For the first time ever, on 8 November 2016 the French Competition Authority (FCA) sanctioned companies for implementing a transaction that had been notified to the FCA but not yet received a clearance decision, behaviour commonly known as “gun-jumping”.

The FCA has imposed a hefty fine of €80 million on Altice Luxembourg and SFR Group jointly and severally for implementing two proposed acquisitions in the telecommunications industry before obtaining the FCA’s clearance.

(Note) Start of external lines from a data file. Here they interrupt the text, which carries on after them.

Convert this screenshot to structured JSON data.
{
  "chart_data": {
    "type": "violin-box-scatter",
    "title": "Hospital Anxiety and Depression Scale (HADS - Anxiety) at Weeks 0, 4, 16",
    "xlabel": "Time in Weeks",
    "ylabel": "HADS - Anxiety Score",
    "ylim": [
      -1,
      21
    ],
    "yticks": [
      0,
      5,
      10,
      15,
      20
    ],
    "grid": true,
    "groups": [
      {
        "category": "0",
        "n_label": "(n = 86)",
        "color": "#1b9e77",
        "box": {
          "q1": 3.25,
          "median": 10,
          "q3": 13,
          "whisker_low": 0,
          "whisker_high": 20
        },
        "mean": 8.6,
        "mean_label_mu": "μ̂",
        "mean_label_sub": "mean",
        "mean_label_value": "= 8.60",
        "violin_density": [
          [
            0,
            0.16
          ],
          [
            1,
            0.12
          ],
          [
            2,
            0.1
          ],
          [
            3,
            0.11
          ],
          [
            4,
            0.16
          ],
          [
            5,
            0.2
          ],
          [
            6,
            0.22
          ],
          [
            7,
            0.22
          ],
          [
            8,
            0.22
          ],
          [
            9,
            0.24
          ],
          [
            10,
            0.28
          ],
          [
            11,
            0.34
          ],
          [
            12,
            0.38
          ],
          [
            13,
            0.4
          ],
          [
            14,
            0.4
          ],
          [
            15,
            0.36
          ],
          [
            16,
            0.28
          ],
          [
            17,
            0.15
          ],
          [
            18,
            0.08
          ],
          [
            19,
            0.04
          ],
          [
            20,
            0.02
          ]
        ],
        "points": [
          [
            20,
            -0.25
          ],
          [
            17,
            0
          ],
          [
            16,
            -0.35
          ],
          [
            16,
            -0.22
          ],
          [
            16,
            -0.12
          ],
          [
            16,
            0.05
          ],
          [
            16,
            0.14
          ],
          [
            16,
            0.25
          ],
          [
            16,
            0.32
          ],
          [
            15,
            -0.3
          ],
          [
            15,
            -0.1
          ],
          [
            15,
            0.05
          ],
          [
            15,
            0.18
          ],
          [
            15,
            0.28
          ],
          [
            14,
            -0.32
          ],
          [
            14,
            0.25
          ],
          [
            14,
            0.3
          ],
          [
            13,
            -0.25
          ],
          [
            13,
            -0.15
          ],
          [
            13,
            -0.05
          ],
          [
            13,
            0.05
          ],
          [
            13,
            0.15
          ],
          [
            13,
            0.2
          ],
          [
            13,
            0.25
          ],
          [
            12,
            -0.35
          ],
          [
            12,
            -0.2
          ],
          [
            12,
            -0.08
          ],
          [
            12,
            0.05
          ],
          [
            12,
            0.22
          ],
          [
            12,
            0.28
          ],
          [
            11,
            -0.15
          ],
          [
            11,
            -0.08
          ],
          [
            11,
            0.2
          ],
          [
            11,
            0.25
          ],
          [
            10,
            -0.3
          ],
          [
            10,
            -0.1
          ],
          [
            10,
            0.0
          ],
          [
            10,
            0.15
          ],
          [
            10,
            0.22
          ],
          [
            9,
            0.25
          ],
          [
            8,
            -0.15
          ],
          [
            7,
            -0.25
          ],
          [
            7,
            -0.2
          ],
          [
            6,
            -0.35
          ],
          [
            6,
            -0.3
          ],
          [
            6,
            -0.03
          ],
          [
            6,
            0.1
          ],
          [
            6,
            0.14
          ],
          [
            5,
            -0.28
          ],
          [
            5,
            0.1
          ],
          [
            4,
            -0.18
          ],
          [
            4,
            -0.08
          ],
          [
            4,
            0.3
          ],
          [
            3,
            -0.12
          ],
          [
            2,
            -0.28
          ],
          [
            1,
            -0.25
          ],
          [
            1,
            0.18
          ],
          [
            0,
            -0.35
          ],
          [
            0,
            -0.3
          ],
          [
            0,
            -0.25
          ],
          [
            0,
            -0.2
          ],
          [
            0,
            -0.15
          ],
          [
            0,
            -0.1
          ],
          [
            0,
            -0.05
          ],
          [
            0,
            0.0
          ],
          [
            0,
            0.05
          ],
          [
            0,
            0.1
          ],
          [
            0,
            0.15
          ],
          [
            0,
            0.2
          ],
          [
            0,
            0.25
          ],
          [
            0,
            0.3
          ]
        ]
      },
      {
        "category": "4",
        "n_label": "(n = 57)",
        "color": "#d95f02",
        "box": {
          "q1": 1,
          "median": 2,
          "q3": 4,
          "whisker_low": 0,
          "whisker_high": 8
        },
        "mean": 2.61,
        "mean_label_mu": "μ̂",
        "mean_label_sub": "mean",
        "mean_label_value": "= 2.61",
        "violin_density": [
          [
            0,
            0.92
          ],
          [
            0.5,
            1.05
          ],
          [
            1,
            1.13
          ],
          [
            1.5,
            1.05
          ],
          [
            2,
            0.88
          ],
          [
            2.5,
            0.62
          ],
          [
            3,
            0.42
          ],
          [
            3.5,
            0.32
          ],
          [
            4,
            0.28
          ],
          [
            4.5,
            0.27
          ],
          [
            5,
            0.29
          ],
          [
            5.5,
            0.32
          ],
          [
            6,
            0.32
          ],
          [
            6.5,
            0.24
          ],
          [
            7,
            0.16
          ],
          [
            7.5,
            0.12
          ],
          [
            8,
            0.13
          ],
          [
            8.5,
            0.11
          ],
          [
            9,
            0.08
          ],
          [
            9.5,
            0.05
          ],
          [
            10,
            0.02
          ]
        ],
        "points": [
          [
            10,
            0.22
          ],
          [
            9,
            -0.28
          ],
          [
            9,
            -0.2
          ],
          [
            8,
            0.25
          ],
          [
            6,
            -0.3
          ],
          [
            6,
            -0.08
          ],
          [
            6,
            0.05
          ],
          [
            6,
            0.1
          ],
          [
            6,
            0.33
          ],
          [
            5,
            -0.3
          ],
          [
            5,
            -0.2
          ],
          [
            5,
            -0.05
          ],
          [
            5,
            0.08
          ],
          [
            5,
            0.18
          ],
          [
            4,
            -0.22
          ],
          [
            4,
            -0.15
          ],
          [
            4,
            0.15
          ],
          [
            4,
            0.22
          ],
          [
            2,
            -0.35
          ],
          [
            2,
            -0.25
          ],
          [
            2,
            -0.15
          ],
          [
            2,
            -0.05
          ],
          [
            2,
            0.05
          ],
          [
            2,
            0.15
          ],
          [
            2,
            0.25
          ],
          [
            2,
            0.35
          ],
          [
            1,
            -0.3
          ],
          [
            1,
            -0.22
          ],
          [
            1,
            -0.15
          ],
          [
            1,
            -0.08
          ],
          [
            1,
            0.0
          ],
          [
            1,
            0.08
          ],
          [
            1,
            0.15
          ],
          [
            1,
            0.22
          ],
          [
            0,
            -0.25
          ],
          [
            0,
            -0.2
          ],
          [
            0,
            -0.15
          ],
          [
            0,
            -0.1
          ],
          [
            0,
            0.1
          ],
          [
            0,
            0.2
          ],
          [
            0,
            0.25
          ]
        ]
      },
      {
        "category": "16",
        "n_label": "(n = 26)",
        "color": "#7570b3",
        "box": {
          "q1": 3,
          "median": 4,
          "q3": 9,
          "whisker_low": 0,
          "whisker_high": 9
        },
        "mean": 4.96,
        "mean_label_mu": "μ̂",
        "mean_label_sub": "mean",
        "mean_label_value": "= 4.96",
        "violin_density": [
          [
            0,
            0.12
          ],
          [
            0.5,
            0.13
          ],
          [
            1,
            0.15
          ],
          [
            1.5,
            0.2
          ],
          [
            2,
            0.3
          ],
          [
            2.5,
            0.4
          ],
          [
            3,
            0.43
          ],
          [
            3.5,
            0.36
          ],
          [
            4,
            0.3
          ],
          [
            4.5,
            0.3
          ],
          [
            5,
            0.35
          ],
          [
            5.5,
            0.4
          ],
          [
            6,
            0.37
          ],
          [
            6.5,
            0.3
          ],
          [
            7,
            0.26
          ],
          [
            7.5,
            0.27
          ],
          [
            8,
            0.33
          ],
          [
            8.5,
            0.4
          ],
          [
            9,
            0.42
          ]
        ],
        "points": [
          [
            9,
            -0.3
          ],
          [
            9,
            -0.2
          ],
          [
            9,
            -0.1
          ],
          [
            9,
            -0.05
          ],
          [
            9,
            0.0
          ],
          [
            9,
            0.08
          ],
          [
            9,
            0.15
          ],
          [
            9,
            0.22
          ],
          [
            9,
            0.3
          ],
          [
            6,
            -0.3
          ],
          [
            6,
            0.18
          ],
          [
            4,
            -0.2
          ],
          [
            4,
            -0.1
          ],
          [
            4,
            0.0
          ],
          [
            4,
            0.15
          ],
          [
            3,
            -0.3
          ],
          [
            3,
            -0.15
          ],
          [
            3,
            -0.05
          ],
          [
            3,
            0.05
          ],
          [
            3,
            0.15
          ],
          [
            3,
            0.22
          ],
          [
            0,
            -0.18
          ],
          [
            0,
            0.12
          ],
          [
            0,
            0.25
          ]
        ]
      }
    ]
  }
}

The FCA has previously imposed fines on companies for failing to notify a concentration, but never for gun-jumping, and the fines imposed up till now were relatively low. The high profiles enjoyed by the sanctioned companies, the very large amount of the fine, and the fact that there are only few previous gun-jumping cases in the world, all contribute to making the FCA’s decision in this case historic.

Background

In France, companies notifying a concentration to the FCA are required to wait for an authorisation decision before implementing a transaction. Under Article L. 430-8 II of the French Commercial Code, companies that fail to do so can be fined up to 5 per cent of their turnover.

This decision comes more than two years after the Altice group notified the FCA of its proposed acquisition of SFR, to be followed by the acquisition of the OTL group. The proposed acquisitions were approved by the FCA on, respectively, 30 October 2014 and 27 November 2014. In April 2015, after hearing industry rumors about gun-jumping, the FCA carried out dawn raids at the premises of all three companies, which confirmed its suspicions.

The FCA’s Decision

The FCA found that even though Altice had not acquired the targets’ assets during the waiting period, it had started exercising decisive influence over them. This, in turn, had enabled Altice to obtain access to sensitive information concerning its competitors, including their future intentions.

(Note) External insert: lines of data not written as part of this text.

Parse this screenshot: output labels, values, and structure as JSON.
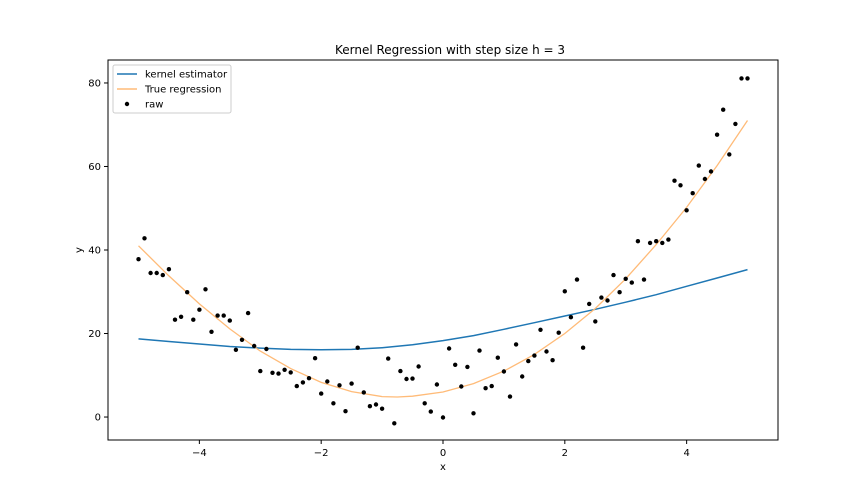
{
  "chart_data": {
    "type": "line",
    "title": "Kernel Regression with step size h = 3",
    "xlabel": "x",
    "ylabel": "y",
    "xlim": [
      -5.5,
      5.5
    ],
    "ylim": [
      -5.5,
      85.5
    ],
    "xticks": [
      -4,
      -2,
      0,
      2,
      4
    ],
    "xtick_labels": [
      "−4",
      "−2",
      "0",
      "2",
      "4"
    ],
    "yticks": [
      0,
      20,
      40,
      60,
      80
    ],
    "ytick_labels": [
      "0",
      "20",
      "40",
      "60",
      "80"
    ],
    "grid": false,
    "legend_position": "top-left",
    "series": [
      {
        "name": "kernel estimator",
        "kind": "line",
        "color": "#1f77b4",
        "x": [
          -5.0,
          -4.5,
          -4.0,
          -3.5,
          -3.0,
          -2.5,
          -2.0,
          -1.5,
          -1.0,
          -0.5,
          0.0,
          0.5,
          1.0,
          1.5,
          2.0,
          2.5,
          3.0,
          3.5,
          4.0,
          4.5,
          5.0
        ],
        "y": [
          18.7,
          18.1,
          17.5,
          16.9,
          16.5,
          16.2,
          16.1,
          16.2,
          16.6,
          17.3,
          18.3,
          19.5,
          21.0,
          22.6,
          24.2,
          25.8,
          27.5,
          29.3,
          31.3,
          33.3,
          35.3
        ]
      },
      {
        "name": "True regression",
        "kind": "line",
        "color": "#ffbb78",
        "x": [
          -5.0,
          -4.5,
          -4.0,
          -3.5,
          -3.0,
          -2.5,
          -2.0,
          -1.5,
          -1.0,
          -0.75,
          -0.5,
          0.0,
          0.5,
          1.0,
          1.5,
          2.0,
          2.5,
          3.0,
          3.5,
          4.0,
          4.5,
          5.0
        ],
        "y": [
          41.0,
          33.8,
          27.1,
          21.1,
          15.8,
          11.6,
          8.3,
          6.1,
          4.9,
          4.8,
          5.0,
          6.0,
          8.0,
          11.0,
          15.0,
          20.0,
          26.0,
          33.1,
          41.3,
          50.2,
          60.2,
          71.0
        ]
      },
      {
        "name": "raw",
        "kind": "scatter",
        "color": "#000000",
        "x": [
          -5.0,
          -4.9,
          -4.8,
          -4.7,
          -4.6,
          -4.5,
          -4.4,
          -4.3,
          -4.2,
          -4.1,
          -4.0,
          -3.9,
          -3.8,
          -3.7,
          -3.6,
          -3.5,
          -3.4,
          -3.3,
          -3.2,
          -3.1,
          -3.0,
          -2.9,
          -2.8,
          -2.7,
          -2.6,
          -2.5,
          -2.4,
          -2.3,
          -2.2,
          -2.1,
          -2.0,
          -1.9,
          -1.8,
          -1.7,
          -1.6,
          -1.5,
          -1.4,
          -1.3,
          -1.2,
          -1.1,
          -1.0,
          -0.9,
          -0.8,
          -0.7,
          -0.6,
          -0.5,
          -0.4,
          -0.3,
          -0.2,
          -0.1,
          0.0,
          0.1,
          0.2,
          0.3,
          0.4,
          0.5,
          0.6,
          0.7,
          0.8,
          0.9,
          1.0,
          1.1,
          1.2,
          1.3,
          1.4,
          1.5,
          1.6,
          1.7,
          1.8,
          1.9,
          2.0,
          2.1,
          2.2,
          2.3,
          2.4,
          2.5,
          2.6,
          2.7,
          2.8,
          2.9,
          3.0,
          3.1,
          3.2,
          3.3,
          3.4,
          3.5,
          3.6,
          3.7,
          3.8,
          3.9,
          4.0,
          4.1,
          4.2,
          4.3,
          4.4,
          4.5,
          4.6,
          4.7,
          4.8,
          4.9,
          5.0
        ],
        "y": [
          37.8,
          42.8,
          34.5,
          34.5,
          34.0,
          35.4,
          23.3,
          24.0,
          29.9,
          23.3,
          25.7,
          30.6,
          20.4,
          24.3,
          24.3,
          23.1,
          16.1,
          18.5,
          24.9,
          17.0,
          11.0,
          16.3,
          10.6,
          10.4,
          11.3,
          10.7,
          7.4,
          8.3,
          9.3,
          14.1,
          5.6,
          8.5,
          3.3,
          7.6,
          1.4,
          8.0,
          16.6,
          5.9,
          2.6,
          3.0,
          2.0,
          14.0,
          -1.5,
          11.0,
          9.1,
          9.2,
          12.1,
          3.3,
          1.3,
          7.8,
          -0.1,
          16.4,
          12.5,
          7.3,
          12.0,
          0.9,
          15.9,
          6.9,
          7.4,
          14.2,
          10.9,
          4.9,
          17.4,
          9.7,
          13.4,
          14.7,
          20.9,
          15.7,
          13.6,
          20.2,
          30.1,
          23.9,
          32.9,
          16.6,
          27.1,
          22.9,
          28.6,
          27.9,
          34.0,
          29.9,
          33.1,
          32.2,
          42.1,
          32.9,
          41.7,
          42.1,
          41.7,
          42.5,
          56.6,
          55.5,
          49.5,
          53.6,
          60.2,
          57.0,
          58.8,
          67.6,
          73.6,
          62.9,
          70.2,
          81.1,
          81.1
        ]
      }
    ]
  }
}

Altice’s top management had, for example, given the go-ahead to SFR to participate in a tender and to renegotiate a contract with a competitor. Altice had also influenced SFR’s commercial and pricing policies.

In addition, although initially SFR was supposed to acquire OTL, Altice and SFR had decided together that Altice would be better placed to take control of the group.

Finally, Altice and SFR had started to put into place a joint strategy for the launch of a new range of internet access services.

In relation to OTL, Altice had, for example, established a mechanism of weekly reporting that enabled it to closely follow OTL’s financial performance. In addition, the managing director of OTL had started to be integrated into SFR.

The FCA’s decision has not yet been published but the Authority indicated in its press release that the amount of the fine is justified by

  • The importance of the acquisitions in terms of purchase price and the impact on the telecommunications industry.
  • The breadth, duration and deliberate nature of the conduct.
  • The fact that Altice engaged in gun jumping not just once, but twice.

Altice and SFR benefitted from a reduction in the fine for waiving their right to challenge the FCA’s objections. This means that the parties are not entitled to appeal the decision on substantive grounds, i.e., by challenging the facts and their legal characterisation. Altice and SFR did, however, maintain the right to argue before the Paris Court of Appeal that the fine should be reduced.

Comment

This decision could turn out to be a textbook case of gun-jumping as it provides a broad overview of different types of behaviour that could be considered gun-jumping. In that respect, the FCA’s decision is useful for companies and investment funds as it provides guidance and legal certainty—especially in a context where there is very little guidance and very few decisions at the European Commission and national level—on what conduct to avoid before obtaining merger clearance from competition authorities.

Specifically, companies and investment funds that are notifying a concentration in France should be cautious not to start exercising influence over a target before obtaining the FCA’s approval.